I have a question. Where should i add the If condition? During the load? or in the charts? cos what i want is to just not load the duplicate records into Qlik.
madhudinesh
Partner - Contributor II
Partner - Contributor II

Try with the below

T:
LOAD [Order Number],
Team,
[Issue Type],
Comment,
Date
FROM
[z:\xxx.xlsx]
(ooxml, embedded labels, table is Sheet2);

T1:
Load *
Where Flag='Yes';

Load *,
if([Order Number]&[Issue Type]=Previous([Order Number]&[Issue Type]),'No','Yes') as Flag
Resident T order by [Order Number] asc,[Issue Type] asc;

DROP Table T;

FelipeFuku
Partner - Contributor III
Partner - Contributor III

Well, if you don't want to load the duplicate, you can add it to the script, but you'll need to "Group by" the other fields...
kjhertz
Partner - Creator
Partner - Creator

There are many ways to achieve this. You can construct a composit key and use firstsortedvalue on all the fields etc perhaps using an inner Join by RowNo would be faster.
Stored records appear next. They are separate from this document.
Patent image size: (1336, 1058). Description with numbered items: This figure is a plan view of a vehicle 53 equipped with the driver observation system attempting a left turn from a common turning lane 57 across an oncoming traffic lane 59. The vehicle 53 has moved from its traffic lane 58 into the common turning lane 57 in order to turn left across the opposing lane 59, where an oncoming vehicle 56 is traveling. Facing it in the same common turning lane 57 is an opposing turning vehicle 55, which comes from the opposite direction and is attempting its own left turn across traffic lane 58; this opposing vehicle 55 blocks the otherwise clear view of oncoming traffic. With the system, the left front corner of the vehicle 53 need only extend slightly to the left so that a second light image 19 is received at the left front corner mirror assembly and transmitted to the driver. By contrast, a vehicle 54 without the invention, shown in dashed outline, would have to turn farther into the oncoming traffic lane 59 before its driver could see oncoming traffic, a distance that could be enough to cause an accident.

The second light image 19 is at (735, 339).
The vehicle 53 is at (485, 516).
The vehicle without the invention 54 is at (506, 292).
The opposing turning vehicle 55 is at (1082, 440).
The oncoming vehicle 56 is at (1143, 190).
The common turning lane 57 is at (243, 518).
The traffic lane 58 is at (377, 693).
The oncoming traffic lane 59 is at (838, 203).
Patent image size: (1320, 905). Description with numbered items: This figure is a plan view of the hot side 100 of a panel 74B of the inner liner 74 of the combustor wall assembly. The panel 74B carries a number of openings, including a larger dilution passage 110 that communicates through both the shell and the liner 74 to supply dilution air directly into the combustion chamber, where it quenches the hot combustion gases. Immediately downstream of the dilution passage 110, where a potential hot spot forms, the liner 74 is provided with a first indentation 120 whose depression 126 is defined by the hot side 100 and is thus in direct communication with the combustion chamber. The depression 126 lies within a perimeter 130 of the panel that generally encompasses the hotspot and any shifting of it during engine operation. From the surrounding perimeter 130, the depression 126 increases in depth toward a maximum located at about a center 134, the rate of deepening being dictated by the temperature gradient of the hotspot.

Be aware that you are using a transparent rule regarding which rows you keep and discard, in the example below we take the first value sorted by date. 

source:
load
*,
RowNo() as RowNo
;
load * inline [
OrderNo, IssueType, DateId
1,1,1
1,1,2
1,2,2
2,1,3
2,5,4
3,6,5
4,7,6
4,7,8
5,9,8
5,10,9
5,10,10
];

inner join (source)

Load
FirstSortedValue(RowNo,DateId) as RowNo
Resident source group by OrderNo, IssueType;

FelipeFuku
Partner - Contributor III
Partner - Contributor III

You can do something like this:

Load    *,  

             Max(Date_Auto)               as Date_Auto,

             count( DISTINCT  Order_Number &' | '& IssueType)                      as %Key,

 

From []  Group by ;

You need to put all other fields in Group , except by Key fields and Date;

      

Hope it helps Pranav.

Fuku.

pranaview
Creator III
Creator III
Author

Hi Fuku,
So, I tried doing what has suggested in your first post. I created a composite key of Order_Number and IssueType i.e. %Key while loading the data.
Then I tried to use firstsortedvalue() function to get unique records based on the composite key as below
Load %Key,
Date(Max(Date_Auto),'MM/DD/YYYY') as Date_Auto,
FirstSortedValue(Distinct Order_Number,-Date_Auto) as Order_Number,
FirstSortedValue(Distinct Team,-Date_Auto) as Team,
FirstSortedValue(Distinct IssueType,-Date_Auto) as IssueType,
FirstSortedValue(Distinct Comment,-Date_Auto) as Comment
Resident Delivery Group by %Key;

But in the Table view, i am just getting value in %Key column, rest are all null.

Pranav
pranaview
Creator III
Creator III
Author

Hi Jonas,
Thanks for the response.
I tried the first approach i.e. creating a composite key of Order Number and IssueType and then using firstsortedvalue() by Date_Auto field and Group By on the composite key but in the result I am not getting any values except in the composite key column.

I tried the script that you have pasted here but it is not showing any data in the Table View.
I am really new to QV. Hence the struggle.

Thanks,
Pranav
kjhertz
Partner - Creator
Partner - Creator

Can you post the script that you have tried here?